Rodin que je ne connaissais pas et qui ne me connaissait pas est venu un beau soir, me prier de lui montrer toute mon œuvre, ce que je fis gracieusement – je l’avais encore presque complète à cette époque. Il me couvrit de laudations excessives et s’en fut. Le lendemain, Mirbeau me répéta ses éloges & me dit : « Ces embrassements fantastiques, ce mélange de nature & de rêve ont tellement frappé Rodin, qu’il m’a dit qu’il n’avait plus peur, et que lui aussi allait en faire des embrassements humains ! » et il en fit ! », raconte Rops en 1893 à propos de sa rencontre avec le « statutaire » Rodin .

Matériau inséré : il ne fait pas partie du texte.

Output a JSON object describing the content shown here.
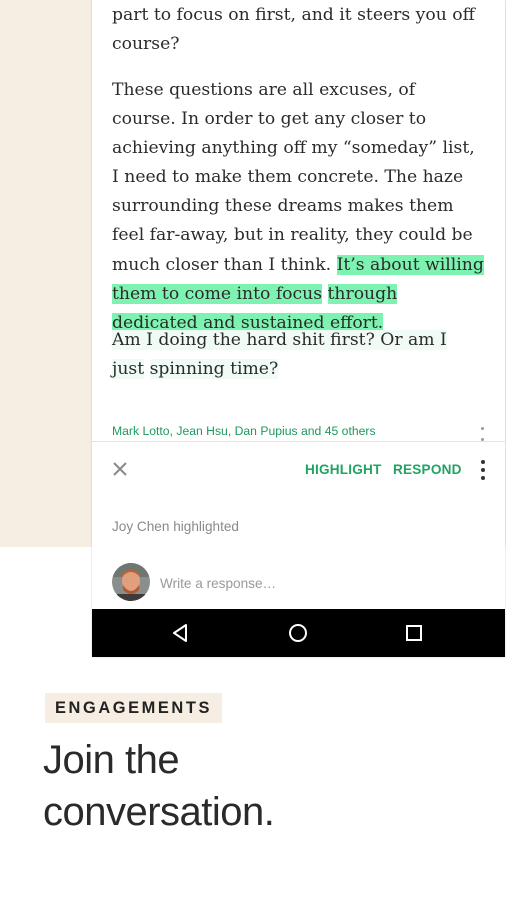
{
  "article": {
    "paragraph1": "part to focus on first, and it steers you off course?",
    "paragraph2_plain": "These questions are all excuses, of course. In order to get any closer to achieving anything off my “someday” list, I need to make them concrete. The haze surrounding these dreams makes them feel far-away, but in re­ality, they could be much closer than I think.",
    "paragraph2_highlight_line1": "It’s about willing them to come into focus",
    "paragraph2_highlight_line2": "through dedicated and sustained effort.",
    "paragraph3_line1": "Am I doing the hard shit first? Or am I just",
    "paragraph3_line2": "spinning time?"
  },
  "likers": "Mark Lotto, Jean Hsu, Dan Pupius and 45 others",
  "toolbar": {
    "highlight_label": "HIGHLIGHT",
    "respond_label": "RESPOND"
  },
  "highlighted_by": "Joy Chen highlighted",
  "response": {
    "placeholder": "Write a response…"
  },
  "promo": {
    "tag": "ENGAGEMENTS",
    "headline_line1": "Join the",
    "headline_line2": "conversation."
  },
  "colors": {
    "accent_green": "#1fa463",
    "highlight_green": "#7ef2b0",
    "beige": "#f6eee2"
  },
  "icons": [
    "close-icon",
    "more-vertical-icon",
    "back-icon",
    "home-icon",
    "recents-icon",
    "avatar"
  ]
}
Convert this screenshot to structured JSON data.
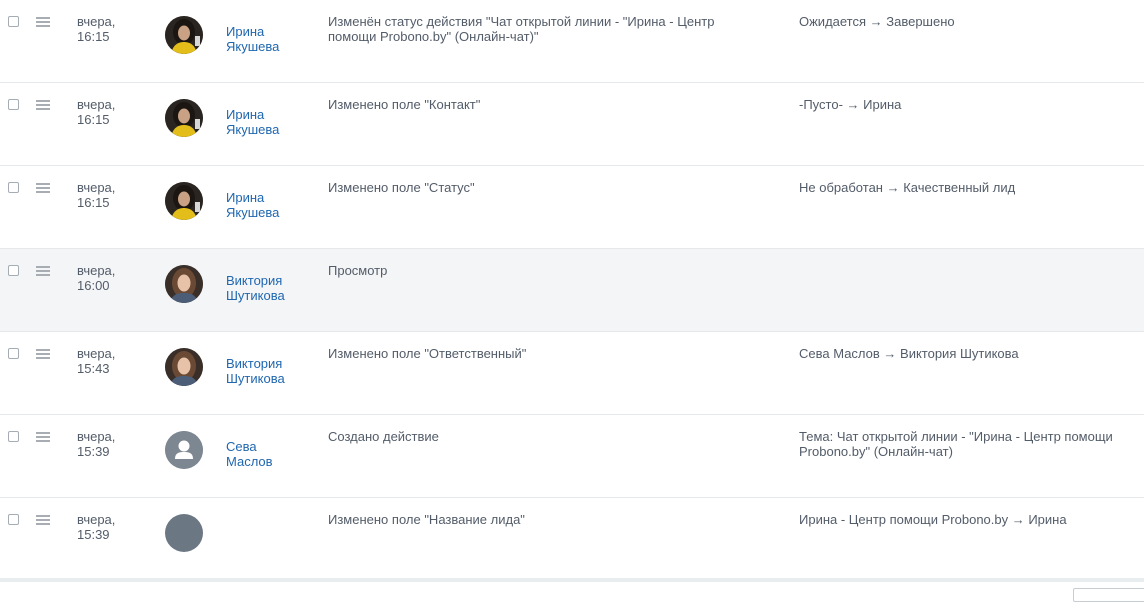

De cette rencontre qui eut probablement lieu en 1884, il existe une deuxième version écrite par Emile Bergerat, chroniqueur parisien. Il y relate que Rodin aurait invité Rops à découvrir une œuvre en chantier dans son atelier : La Porte de l’enfer. Rops, ému, se serait alors détourné pour verser deux larmes car, « son idéal du Beau était là, sous ses yeux, réalisé sur terre, en France ».
Cette sensibilité partagée poussera les deux artistes à se côtoyer, profitant de leur réseau de relations artistiques et littéraires commun pour se fréquenter lors d’événements mondains ou amicaux. Cependant, les deux hommes évoluent dans des carrières diamétralement opposées : l’un sculpte, l’autre dessine et grave ; l’un se mesure physiquement à la matière, avec les prouesses physiques que cela suppose, dans un atelier où se succèdent ouvriers et modèles, l’autre crée seul avec sa pointe sèche, sa plaque de cuivre, ses crayons et la presse, choisissant ses modèles un à un ; l’un entre dans l’espace public avec des sculptures commandées par l’état, l’autre crée des illustrations pour des livres, des dessins scandaleux pour des amateurs choisis et néglige volontairement de contribuer à des expositions.
Tous deux proches de la nature et partageant un intérêt sans limite pour la modernité et le corps des femmes, Rops et Rodin sont effectivement en communion d’esprit, bien que les techniques qu’ils utilisent induisent une visibilité et une reconnaissance différentes.
« Rodenbach, ce soir, chez Mme Daudet, causait de la hantise, dans la cervelle de Rodin, des compositions érotiques de Rops. Il montrait le sculpteur, vivant quelques années dans l’intimité du graveur, dans la familiarité de ses œuvres les plus secrètes et s’en souvenant, s’en souvenant trop. », écrit Edmond de Goncourt dans son Journal, le 15 mai 1890.
L’exposition au musée Félicien Rops, fruit d’une collaboration avec le musée Rodin de Paris, retrace la rencontre entre les deux hommes. A travers un parcours évoquant l’ambiance de l’atelier de Rodin, le visiteur découvrira dessins, plâtres et documents permettant d’établir leurs affinités esthétiques. Leur vision moderne commune d’une « nouvelle Eve », qu’elle soit dessinée ou sculptée, révèle le corps féminin sans artifice ni pudeur.